(47cj) The Effect of Non-Uniform Distribution of Obstacles on Deflagration-to-Detonation Transition (DDT)
AIChE Spring Meeting and Global Congress on Process Safety
2014
2014 Spring Meeting & 10th Global Congress on Process Safety
Global Congress on Process Safety
Poster Session
Monday, March 31, 2014 - 5:00pm to 7:00pm
The effect of non-uniform distribution of obstacles on
Deflagration-to-Detonation Transition (DDT)
Camilo Rosas1, 2, Hao Chen1, 2, Eric Petersen 3, and M. Sam Mannan1, 2*
1 Mary Kay O’Connor Process Safety Center
2 Artie McFerrin Department of Chemical Engineering
3 Department of Mechanical Engineering
Texas A&M University, College Station, Texas 77843-3122
*Corresponding author: mannan@tamu.edu
The mechanisms for explosions are usually classified as two different types. The first mechanism is deflagration, a sub-sonic combustion wave with respect to the unburned gas ahead of the flame, during which the flame front and the shock front can be distinguished. The second type is detonation, which is a supersonic combustion wave propagating at 1500-2000m/s in fuel-air and can produce overpressures up to around 2 MPa. To obtain a detonation there are two different approaches. The first way is by direct initiation with a high energy source, and the second one is by inducing a transition from deflagration to detonation (DDT) with a low energy source and turbulence enhancers, which are also known as obstacles.
From previous research, the obstacles’ shape, distribution, and blockage ratio along the tube were always designed to be uniform. However, these designs deviate from real processes. For instance, different layouts of obstacles (e.g. pipe racks, turbines, and vessels) are substantially present in any facility, which could either accelerate and lead to DDT or quench the combustion process. Thus, in this work, the obstacles were designed to be distributed non-uniformly along the detonation tube to determine the effect of the randomness in the obstacles on the distance necessary to obtain DDT. Details of these experiments and the results are presented in the paper.

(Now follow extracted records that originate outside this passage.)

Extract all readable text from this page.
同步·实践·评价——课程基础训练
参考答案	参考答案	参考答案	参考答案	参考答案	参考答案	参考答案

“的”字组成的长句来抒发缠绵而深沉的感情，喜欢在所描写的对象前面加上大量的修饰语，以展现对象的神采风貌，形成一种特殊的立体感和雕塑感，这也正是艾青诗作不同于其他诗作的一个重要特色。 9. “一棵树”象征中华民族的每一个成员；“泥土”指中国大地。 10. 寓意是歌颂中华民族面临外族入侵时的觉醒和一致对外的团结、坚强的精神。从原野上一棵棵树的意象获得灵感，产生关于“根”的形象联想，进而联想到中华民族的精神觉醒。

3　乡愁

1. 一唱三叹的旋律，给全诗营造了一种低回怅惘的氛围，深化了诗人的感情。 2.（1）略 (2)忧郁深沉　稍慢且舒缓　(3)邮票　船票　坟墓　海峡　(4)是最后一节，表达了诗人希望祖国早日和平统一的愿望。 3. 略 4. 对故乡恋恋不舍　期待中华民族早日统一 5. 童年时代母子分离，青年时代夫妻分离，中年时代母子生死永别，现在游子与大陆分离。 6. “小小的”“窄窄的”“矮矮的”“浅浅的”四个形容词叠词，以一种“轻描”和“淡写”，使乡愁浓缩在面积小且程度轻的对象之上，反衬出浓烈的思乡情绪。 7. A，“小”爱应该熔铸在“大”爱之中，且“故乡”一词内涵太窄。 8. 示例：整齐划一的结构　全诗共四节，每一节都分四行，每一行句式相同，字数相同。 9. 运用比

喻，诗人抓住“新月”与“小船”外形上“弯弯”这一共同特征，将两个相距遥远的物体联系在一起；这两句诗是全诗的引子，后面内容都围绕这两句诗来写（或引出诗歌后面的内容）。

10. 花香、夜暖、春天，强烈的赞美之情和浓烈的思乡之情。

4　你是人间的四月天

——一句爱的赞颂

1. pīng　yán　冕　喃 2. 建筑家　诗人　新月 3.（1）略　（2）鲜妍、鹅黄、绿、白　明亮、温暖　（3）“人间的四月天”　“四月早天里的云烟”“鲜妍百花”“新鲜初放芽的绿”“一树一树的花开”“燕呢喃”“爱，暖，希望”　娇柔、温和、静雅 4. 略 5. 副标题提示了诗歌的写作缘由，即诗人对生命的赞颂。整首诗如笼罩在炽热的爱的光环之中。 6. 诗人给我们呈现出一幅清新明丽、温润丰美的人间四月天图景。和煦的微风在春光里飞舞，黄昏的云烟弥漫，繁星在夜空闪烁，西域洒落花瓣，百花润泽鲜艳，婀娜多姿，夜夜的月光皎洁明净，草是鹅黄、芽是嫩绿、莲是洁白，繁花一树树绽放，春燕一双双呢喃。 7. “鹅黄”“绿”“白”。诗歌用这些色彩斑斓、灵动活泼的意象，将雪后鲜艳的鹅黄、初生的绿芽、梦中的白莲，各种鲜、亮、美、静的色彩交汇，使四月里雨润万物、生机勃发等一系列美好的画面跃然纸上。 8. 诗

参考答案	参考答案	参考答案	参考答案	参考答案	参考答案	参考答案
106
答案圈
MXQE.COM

Computational Fluid Dynamics (CFD) models were also applied in this work to better understand the mechanisms. Even though CFD models do not represent DDT, various models are still able to predict high pressure values which are typically in the range of detonation pressures. Moreover, a CFD model capable of predicting the explosion behavior is of particular interest for the situation that the flame front captures the pressure front by the spatial pressure gradients across the flame front, which is one of the main mechanisms that may initiate a DDT.